I've added the configuration as requested but the errors remain exactly the same as listed above :-(

Dirkster99 commented 3 years ago

Update: I've tried to instanciate the above pipeline with the Multi LG UniversalEncoder from here and this seems to work (the pipeline.fit() statement is being evaluated as we speak).

So, there seems to be a difference between the embeddings from Multi LG UniversalEncoder and the:

Any idea, why the last 2 models throw the above exceptions while the multi-Lingual appears to work?

maziyarpanahi commented 3 years ago

Yes, the multi-lingual USE models use a different and limited (by OS) SentencePiece.

However, I would totally recommend using these models for both English and Multi-lingual as a replacement for UniversalSentenceEncoder:

https://nlp.johnsnowlabs.com/models?q=cmlm

These are new USE models based on BERT architecture, that's why they are using BertSentenceEmbeddings. The team behind Universal Sentence Encoder introduced these in their last papers and they all outperform the previous models we use in UniversalSentenceEncoder. (the multi-lingual you are using doesn't support that many languages, it requires specific SentencePiece ops which may fail on some operating systems, and it's less accurate than the new CMLM models I referenced here)

PS: This BERT Sentence Embeddings German (Base Cased) model doesn't use any SentencePiece so it's not possible to fail with the SentencepieceEncodeSparse error. (all BERT models use a text vocab so they all are compatible with everything)

Dirkster99 commented 3 years ago

So, the bug seems to be in the UniversalSentenceEncoder (USE) itself? I assumed they are compatible (eg: use USE version 2.4 in SparkNLP 3.3) but they are in fact not compatible?

Also, I have no idea what SentencePieceEncodeSparse refers to. Maybe the usage of that particular class could be improved by making some sanity checks and human readable error message instead of exceptions...?

maziyarpanahi commented 3 years ago

Sorry, it's not a bug, the team who trained those multi-lingual USE models decided to use SentencePiece for tokenization which is extra ops on top of a normal UniversalSentenceEncoder. (it's out of our hands, and the SentencePiece ops are not compatible on some operating systems, but they were the only multi-lingual sentence-embeddings models at the time)

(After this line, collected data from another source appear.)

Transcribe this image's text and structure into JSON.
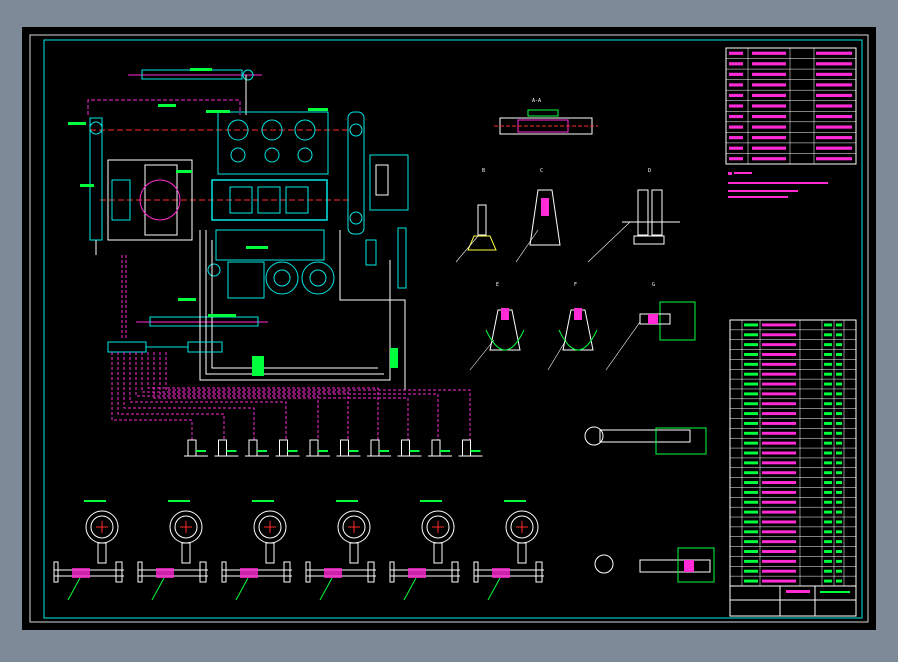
{
  "app": {
    "description_language": "none"
  },
  "colors": {
    "background_outer": "#7f8a98",
    "sheet": "#000000",
    "frame": "#d8d8d8",
    "cyan": "#00e6e6",
    "magenta": "#ff2bd6",
    "green": "#00ff3c",
    "white": "#ffffff",
    "red": "#ff2a2a",
    "yellow": "#ffff3a",
    "blue": "#3060ff"
  },
  "top_section": {
    "label_1": "A-A",
    "label_2": "B",
    "label_3": "C",
    "label_4": "D",
    "label_5": "E",
    "label_6": "F",
    "label_7": "G"
  },
  "parts_table_top": {
    "rows": 11
  },
  "parts_table_right": {
    "rows": 27
  },
  "gauges": {
    "count": 6
  },
  "instrument_row": {
    "count": 10
  },
  "title_block": {
    "text": ""
  }
}
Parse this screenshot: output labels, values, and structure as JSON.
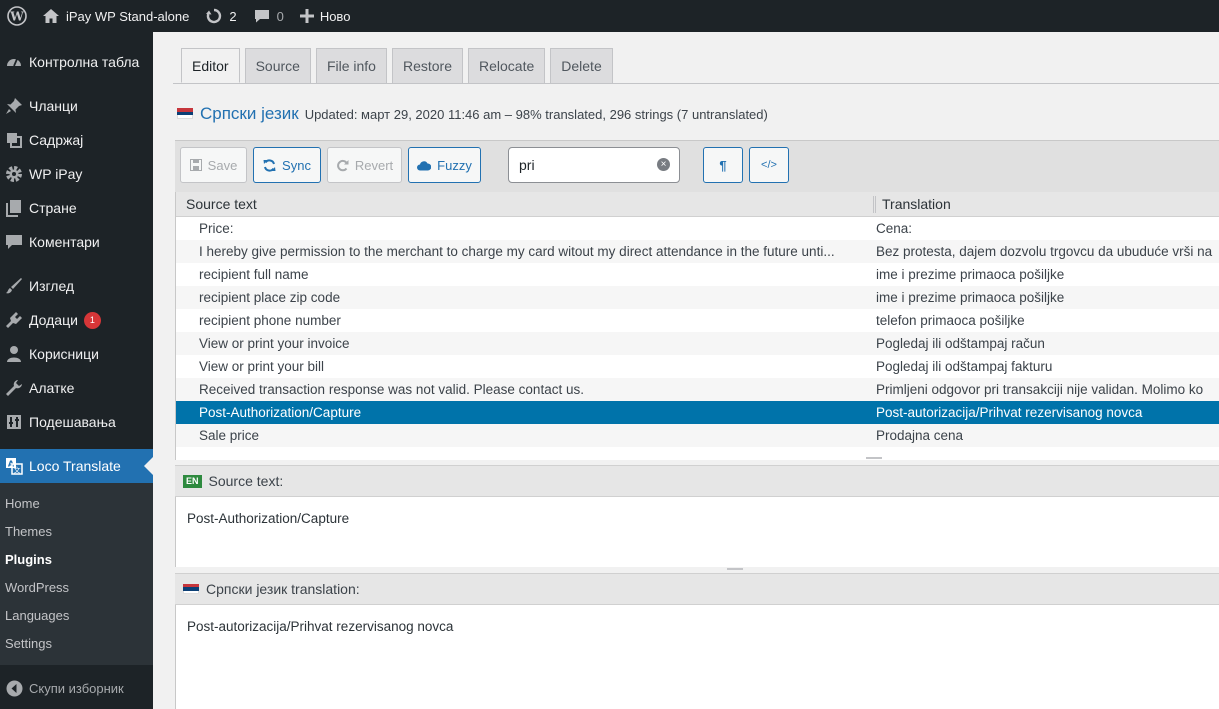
{
  "adminbar": {
    "site_name": "iPay WP Stand-alone",
    "updates_count": "2",
    "comments_count": "0",
    "new_label": "Ново"
  },
  "sidebar": {
    "items": [
      {
        "label": "Контролна табла",
        "icon": "dashboard-icon"
      },
      {
        "label": "Чланци",
        "icon": "pin-icon"
      },
      {
        "label": "Садржај",
        "icon": "media-icon"
      },
      {
        "label": "WP iPay",
        "icon": "gear-icon"
      },
      {
        "label": "Стране",
        "icon": "pages-icon"
      },
      {
        "label": "Коментари",
        "icon": "comment-icon"
      },
      {
        "label": "Изглед",
        "icon": "brush-icon"
      },
      {
        "label": "Додаци",
        "icon": "plugin-icon",
        "badge": "1"
      },
      {
        "label": "Корисници",
        "icon": "users-icon"
      },
      {
        "label": "Алатке",
        "icon": "wrench-icon"
      },
      {
        "label": "Подешавања",
        "icon": "settings-icon"
      },
      {
        "label": "Loco Translate",
        "icon": "translate-icon"
      }
    ],
    "submenu": [
      "Home",
      "Themes",
      "Plugins",
      "WordPress",
      "Languages",
      "Settings"
    ],
    "collapse_label": "Скупи изборник"
  },
  "tabs": [
    "Editor",
    "Source",
    "File info",
    "Restore",
    "Relocate",
    "Delete"
  ],
  "locale": {
    "name": "Српски језик",
    "status": "Updated: март 29, 2020 11:46 am – 98% translated, 296 strings (7 untranslated)"
  },
  "toolbar": {
    "save": "Save",
    "sync": "Sync",
    "revert": "Revert",
    "fuzzy": "Fuzzy",
    "search_value": "pri",
    "pilcrow": "¶",
    "code": "</>"
  },
  "grid": {
    "col_source": "Source text",
    "col_translation": "Translation",
    "rows": [
      {
        "source": "Price:",
        "translation": "Cena:"
      },
      {
        "source": "I hereby give permission to the merchant to charge my card witout my direct attendance in the future unti...",
        "translation": "Bez protesta, dajem dozvolu trgovcu da ubuduće vrši na"
      },
      {
        "source": "recipient full name",
        "translation": "ime i prezime primaoca pošiljke"
      },
      {
        "source": "recipient place zip code",
        "translation": "ime i prezime primaoca pošiljke"
      },
      {
        "source": "recipient phone number",
        "translation": "telefon primaoca pošiljke"
      },
      {
        "source": "View or print your invoice",
        "translation": "Pogledaj ili odštampaj račun"
      },
      {
        "source": "View or print your bill",
        "translation": "Pogledaj ili odštampaj fakturu"
      },
      {
        "source": "Received transaction response was not valid. Please contact us.",
        "translation": "Primljeni odgovor pri transakciji nije validan. Molimo ko"
      },
      {
        "source": "Post-Authorization/Capture",
        "translation": "Post-autorizacija/Prihvat rezervisanog novca",
        "selected": true
      },
      {
        "source": "Sale price",
        "translation": "Prodajna cena"
      }
    ]
  },
  "source_pane": {
    "badge": "EN",
    "title": "Source text:",
    "text": "Post-Authorization/Capture"
  },
  "translation_pane": {
    "title": "Српски језик translation:",
    "text": "Post-autorizacija/Prihvat rezervisanog novca"
  },
  "colors": {
    "adminbar_bg": "#1d2327",
    "accent": "#2271b1",
    "selected_row": "#0073aa",
    "badge": "#d63638"
  }
}
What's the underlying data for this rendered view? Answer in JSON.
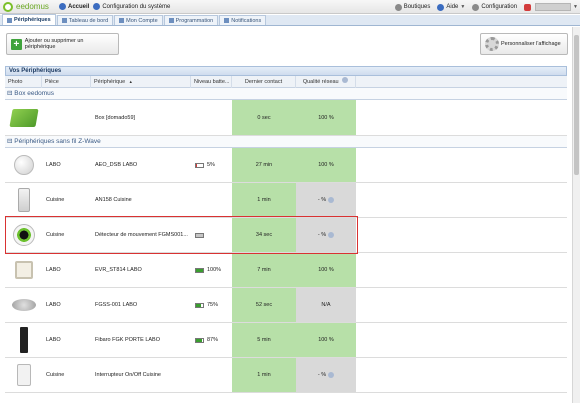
{
  "topbar": {
    "logo_text": "eedomus",
    "home": "Accueil",
    "config_system": "Configuration du système",
    "boutiques": "Boutiques",
    "aide": "Aide",
    "configuration": "Configuration"
  },
  "tabs": [
    {
      "label": "Périphériques",
      "active": true
    },
    {
      "label": "Tableau de bord",
      "active": false
    },
    {
      "label": "Mon Compte",
      "active": false
    },
    {
      "label": "Programmation",
      "active": false
    },
    {
      "label": "Notifications",
      "active": false
    }
  ],
  "actions": {
    "add_remove": "Ajouter ou supprimer un périphérique",
    "customize": "Personnaliser l'affichage"
  },
  "panel_title": "Vos Périphériques",
  "columns": {
    "photo": "Photo",
    "piece": "Pièce",
    "device": "Périphérique",
    "device_sort": "▲",
    "battery": "Niveau batte...",
    "contact": "Dernier contact",
    "quality": "Qualité réseau"
  },
  "groups": [
    {
      "label": "Box eedomus",
      "rows": [
        {
          "piece": "",
          "device": "Box [domado59]",
          "battery": "",
          "battery_level": null,
          "contact": "0 sec",
          "contact_state": "green",
          "quality": "100 %",
          "quality_state": "green",
          "quality_icon": false,
          "thumb": "box"
        }
      ]
    },
    {
      "label": "Périphériques sans fil Z-Wave",
      "rows": [
        {
          "piece": "LABO",
          "device": "AEO_DSB LABO",
          "battery": "5%",
          "battery_level": 0.05,
          "contact": "27 min",
          "contact_state": "green",
          "quality": "100 %",
          "quality_state": "green",
          "quality_icon": false,
          "thumb": "sphere"
        },
        {
          "piece": "Cuisine",
          "device": "AN158 Cuisine",
          "battery": "",
          "battery_level": null,
          "contact": "1 min",
          "contact_state": "green",
          "quality": "- %",
          "quality_state": "grey",
          "quality_icon": true,
          "thumb": "plug"
        },
        {
          "piece": "Cuisine",
          "device": "Détecteur de mouvement FGMS001...",
          "battery": "",
          "battery_level": 0,
          "contact": "34 sec",
          "contact_state": "green",
          "quality": "- %",
          "quality_state": "grey",
          "quality_icon": true,
          "thumb": "eye",
          "highlighted": true
        },
        {
          "piece": "LABO",
          "device": "EVR_ST814 LABO",
          "battery": "100%",
          "battery_level": 1.0,
          "contact": "7 min",
          "contact_state": "green",
          "quality": "100 %",
          "quality_state": "green",
          "quality_icon": false,
          "thumb": "thermo"
        },
        {
          "piece": "LABO",
          "device": "FGSS-001 LABO",
          "battery": "75%",
          "battery_level": 0.75,
          "contact": "52 sec",
          "contact_state": "green",
          "quality": "N/A",
          "quality_state": "grey",
          "quality_icon": false,
          "thumb": "smoke"
        },
        {
          "piece": "LABO",
          "device": "Fibaro FGK PORTE LABO",
          "battery": "87%",
          "battery_level": 0.87,
          "contact": "5 min",
          "contact_state": "green",
          "quality": "100 %",
          "quality_state": "green",
          "quality_icon": false,
          "thumb": "door"
        },
        {
          "piece": "Cuisine",
          "device": "Interrupteur On/Off Cuisine",
          "battery": "",
          "battery_level": null,
          "contact": "1 min",
          "contact_state": "green",
          "quality": "- %",
          "quality_state": "grey",
          "quality_icon": true,
          "thumb": "switch"
        }
      ]
    }
  ]
}
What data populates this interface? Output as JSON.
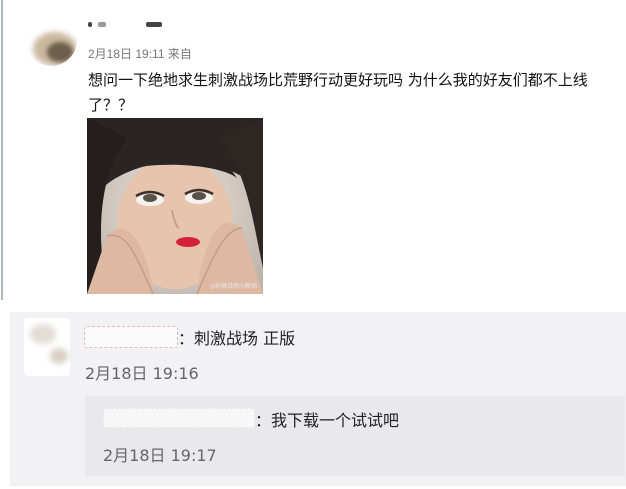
{
  "post": {
    "timestamp": "2月18日 19:11 来自",
    "text": "想问一下绝地求生刺激战场比荒野行动更好玩吗  为什么我的好友们都不上线了？？",
    "image_caption": "◎刺激战场小新闻"
  },
  "comments": [
    {
      "text": "：刺激战场 正版",
      "time": "2月18日 19:16"
    }
  ],
  "reply": {
    "text": "：我下载一个试试吧",
    "time": "2月18日 19:17"
  },
  "colors": {
    "comment_bg": "#f2f2f5",
    "reply_bg": "#e9e9ed",
    "meta_text": "#777777"
  }
}
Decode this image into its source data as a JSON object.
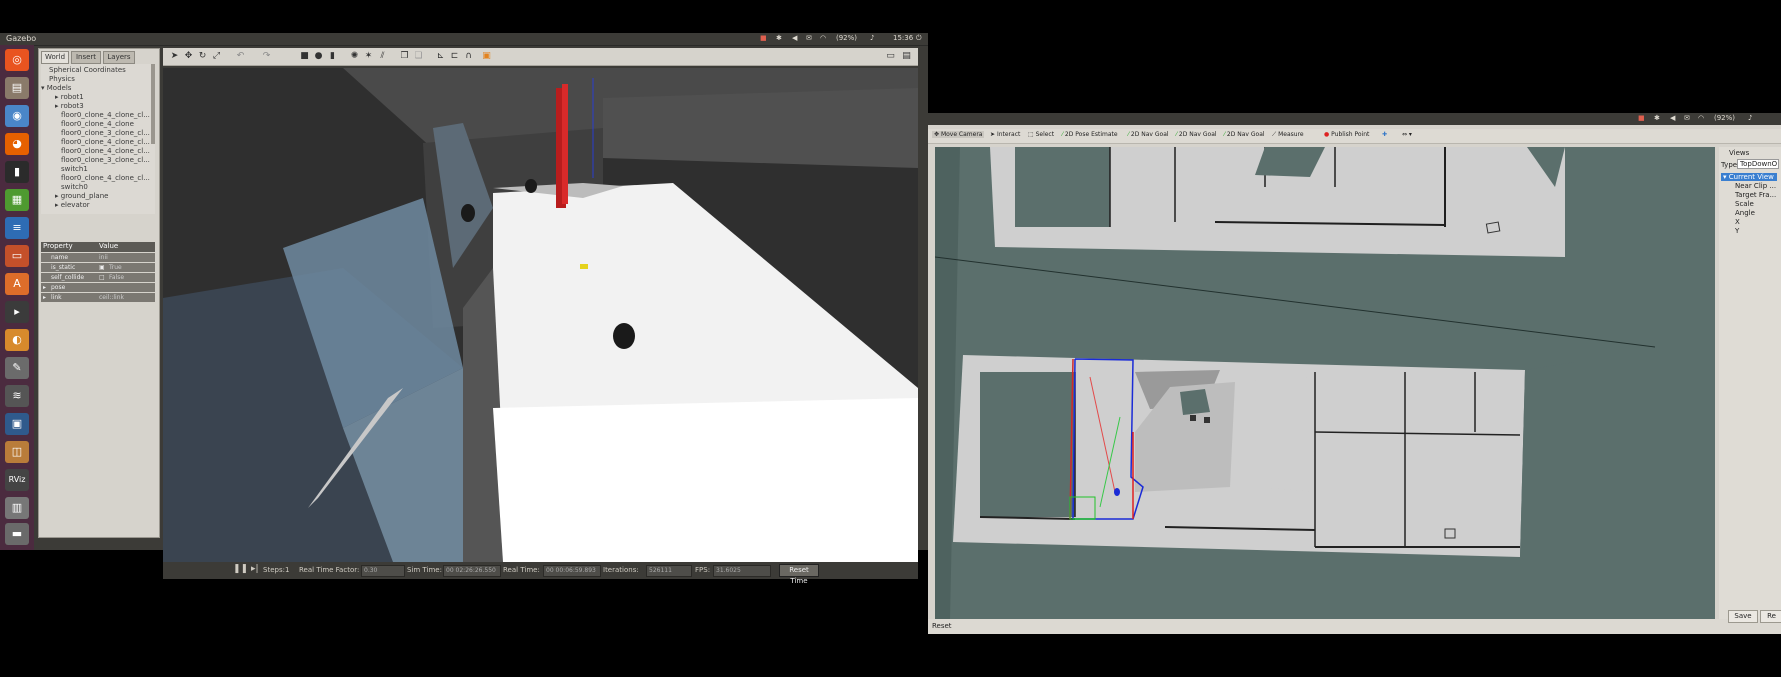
{
  "gazebo": {
    "title": "Gazebo",
    "tray": {
      "battery": "(92%)",
      "clock": "15:36"
    },
    "launcher_icons": [
      "ubuntu-dash-icon",
      "files-icon",
      "chromium-icon",
      "firefox-icon",
      "terminal-icon",
      "calc-icon",
      "writer-icon",
      "impress-icon",
      "software-center-icon",
      "video-icon",
      "blender-icon",
      "text-editor-icon",
      "network-icon",
      "screenshot-icon",
      "box-icon",
      "rviz-icon",
      "trash-icon",
      "drive-icon"
    ],
    "tabs": [
      "World",
      "Insert",
      "Layers"
    ],
    "tree": [
      "Spherical Coordinates",
      "Physics",
      "Models",
      "robot1",
      "robot3",
      "floor0_clone_4_clone_cl...",
      "floor0_clone_4_clone",
      "floor0_clone_3_clone_cl...",
      "floor0_clone_4_clone_cl...",
      "floor0_clone_4_clone_cl...",
      "floor0_clone_3_clone_cl...",
      "switch1",
      "floor0_clone_4_clone_cl...",
      "switch0",
      "ground_plane",
      "elevator"
    ],
    "properties": {
      "header": [
        "Property",
        "Value"
      ],
      "rows": [
        {
          "name": "name",
          "value": "inii"
        },
        {
          "name": "is_static",
          "value": "True"
        },
        {
          "name": "self_collide",
          "value": "False"
        },
        {
          "name": "pose",
          "value": ""
        },
        {
          "name": "link",
          "value": "ceil::link"
        }
      ]
    },
    "status": {
      "steps_label": "Steps:",
      "steps_value": "1",
      "rtf_label": "Real Time Factor:",
      "rtf_value": "0.30",
      "sim_time_label": "Sim Time:",
      "sim_time_value": "00 02:26:26.550",
      "real_time_label": "Real Time:",
      "real_time_value": "00 00:06:59.893",
      "iterations_label": "Iterations:",
      "iterations_value": "526111",
      "fps_label": "FPS:",
      "fps_value": "31.6025",
      "reset_label": "Reset Time"
    }
  },
  "rviz": {
    "tray": {
      "battery": "(92%)"
    },
    "toolbar": [
      "Move Camera",
      "Interact",
      "Select",
      "2D Pose Estimate",
      "2D Nav Goal",
      "2D Nav Goal",
      "2D Nav Goal",
      "Measure",
      "Publish Point"
    ],
    "views": {
      "title": "Views",
      "type_label": "Type:",
      "type_value": "TopDownO",
      "current_view": "Current View",
      "items": [
        "Near Clip ...",
        "Target Fra...",
        "Scale",
        "Angle",
        "X",
        "Y"
      ],
      "save_label": "Save",
      "remove_label": "Re"
    },
    "reset_label": "Reset"
  }
}
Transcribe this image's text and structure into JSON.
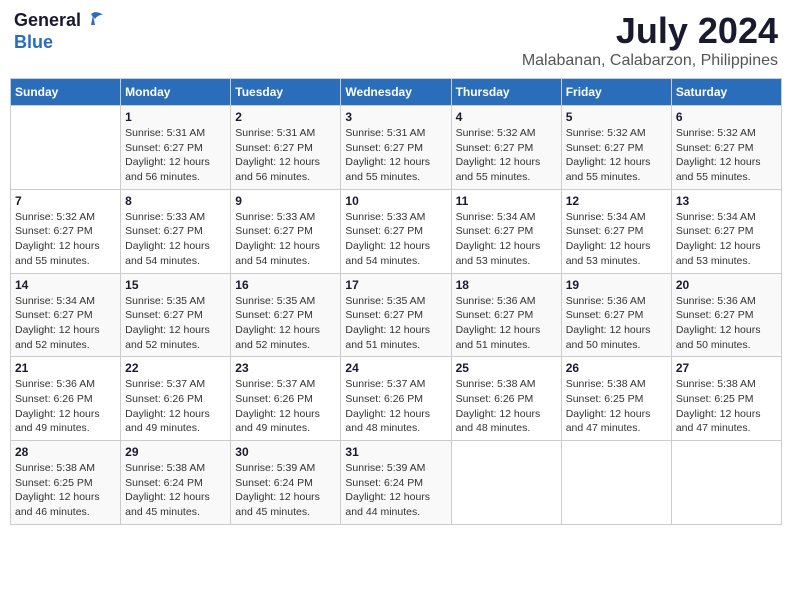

Now that we have better, more compatible, and accurate multi-lingual sentence embeddings models published by the same team we won't suggest any multi-lingual USE models. Please use the CMLM models I shared earlier.

PS: we have human-readable errors for unsupported operating systems like Windows for USE multi-lingual models, but some operating systems have exceptions in places that we don't have any control over.